Art Garfunkel has described his former collaborator Paul Simon as a “monster” with a Napoleon complex, calling him an “idiot” and a “jerk” for abandoning their highly successful musical partnership at the height of their fame.

Now 73 and having recovered from “paresis” of his vocal cords which left him unable to sing, Garfunkel is set to embark on a tour of seven world cities. He will return to the UK in the autumn to play at the Royal Albert Hall in London.

The duo have reunited numerous times since their split (Getty)
The duo have reunited numerous times since their split (Getty) (Getty Images)

But in an interview ahead of his comeback, the singer has hit out at Simon’s “very strange” decision to walk away from the partnership shortly after the release of Bridge Over Troubled Water, their most successful album.

“I want to open up about this. I don’t want to say any anti-Paul Simon things, but it seems very perverse to not enjoy the glory and walk away from it instead,” he told the Sunday Telegraph. “Crazy.
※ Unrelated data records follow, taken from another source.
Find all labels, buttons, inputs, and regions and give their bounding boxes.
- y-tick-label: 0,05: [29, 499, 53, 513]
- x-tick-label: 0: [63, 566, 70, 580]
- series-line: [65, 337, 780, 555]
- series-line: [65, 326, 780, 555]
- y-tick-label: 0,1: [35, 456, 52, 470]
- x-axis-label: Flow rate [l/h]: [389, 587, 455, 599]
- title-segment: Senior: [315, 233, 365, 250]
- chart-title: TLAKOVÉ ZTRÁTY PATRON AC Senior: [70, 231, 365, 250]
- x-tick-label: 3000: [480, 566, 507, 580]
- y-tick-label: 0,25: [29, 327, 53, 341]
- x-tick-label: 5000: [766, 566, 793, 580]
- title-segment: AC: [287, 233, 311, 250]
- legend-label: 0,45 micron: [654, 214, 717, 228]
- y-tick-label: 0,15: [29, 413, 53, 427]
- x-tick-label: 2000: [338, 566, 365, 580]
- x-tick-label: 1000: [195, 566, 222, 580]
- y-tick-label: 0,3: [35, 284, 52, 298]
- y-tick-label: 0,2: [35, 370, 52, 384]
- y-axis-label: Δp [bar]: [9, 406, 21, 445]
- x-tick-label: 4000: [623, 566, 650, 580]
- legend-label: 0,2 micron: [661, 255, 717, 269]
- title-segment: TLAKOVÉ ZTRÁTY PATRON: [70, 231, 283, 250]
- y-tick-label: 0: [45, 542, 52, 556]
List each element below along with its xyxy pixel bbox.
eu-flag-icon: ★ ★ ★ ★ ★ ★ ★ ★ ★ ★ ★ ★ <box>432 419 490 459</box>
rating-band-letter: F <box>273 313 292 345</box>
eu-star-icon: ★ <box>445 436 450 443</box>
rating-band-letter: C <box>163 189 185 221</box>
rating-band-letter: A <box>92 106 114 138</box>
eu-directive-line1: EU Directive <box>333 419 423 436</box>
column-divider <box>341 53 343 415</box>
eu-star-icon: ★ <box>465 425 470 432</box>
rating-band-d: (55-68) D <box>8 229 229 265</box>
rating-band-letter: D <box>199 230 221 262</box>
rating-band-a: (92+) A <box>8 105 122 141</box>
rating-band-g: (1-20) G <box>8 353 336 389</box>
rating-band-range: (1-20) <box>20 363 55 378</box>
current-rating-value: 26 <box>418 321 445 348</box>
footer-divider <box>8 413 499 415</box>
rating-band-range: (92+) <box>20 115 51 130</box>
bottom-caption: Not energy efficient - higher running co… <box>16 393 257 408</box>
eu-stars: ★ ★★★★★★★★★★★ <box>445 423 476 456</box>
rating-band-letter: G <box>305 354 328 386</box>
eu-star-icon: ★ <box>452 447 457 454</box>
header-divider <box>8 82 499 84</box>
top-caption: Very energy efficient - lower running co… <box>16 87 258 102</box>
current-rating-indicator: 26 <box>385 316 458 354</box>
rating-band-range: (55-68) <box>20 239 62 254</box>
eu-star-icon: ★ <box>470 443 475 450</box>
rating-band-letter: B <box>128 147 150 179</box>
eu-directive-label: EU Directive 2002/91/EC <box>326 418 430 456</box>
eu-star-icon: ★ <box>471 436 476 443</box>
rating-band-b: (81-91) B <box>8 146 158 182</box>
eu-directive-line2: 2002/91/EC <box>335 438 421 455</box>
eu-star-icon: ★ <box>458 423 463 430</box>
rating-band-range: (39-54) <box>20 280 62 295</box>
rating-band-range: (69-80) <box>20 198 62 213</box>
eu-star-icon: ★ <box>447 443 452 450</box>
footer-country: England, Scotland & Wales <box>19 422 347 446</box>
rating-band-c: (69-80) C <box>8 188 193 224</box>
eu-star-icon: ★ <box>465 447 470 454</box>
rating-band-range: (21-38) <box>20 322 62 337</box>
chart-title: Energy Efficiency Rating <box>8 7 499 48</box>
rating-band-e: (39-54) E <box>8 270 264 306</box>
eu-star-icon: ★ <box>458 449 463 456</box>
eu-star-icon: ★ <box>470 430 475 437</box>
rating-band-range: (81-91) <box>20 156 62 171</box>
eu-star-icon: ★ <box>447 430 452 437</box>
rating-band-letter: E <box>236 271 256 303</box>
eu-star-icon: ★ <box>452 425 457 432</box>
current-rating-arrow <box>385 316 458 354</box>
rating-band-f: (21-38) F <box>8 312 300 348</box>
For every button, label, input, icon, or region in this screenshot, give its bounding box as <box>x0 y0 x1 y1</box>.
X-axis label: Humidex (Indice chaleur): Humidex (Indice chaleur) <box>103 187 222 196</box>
What I would have done is take a rest from Paul, because he was getting on my nerves. The jokes had run dry. But a rest of a year was all I needed.”

The duo have reunited numerous times since their initial split, most notably in 1981 when they played to around half a million people in New York’s Central Park. Garfunkel said another tour would be “quite do-able…as far as this half is concerned”.

He added that Simon had not given him proper credit for providing the lead vocals on some of their most famous songs, such as “Bridge Over Troubled Water”. “How many songs did I sing upfront and have a real tour de force of vocal? Does he resent that I had that one? I find that ungenerous,” he said.

Asked whether Simon had a Napoleon complex, the psychological condition said to afflict people of short stature, the singer replied: “I would say so, yes.” He added that when they met at school in Queens, he felt sorry for him because he was so small and had offered him friendship. “That compensation gesture has created a monster,” he added.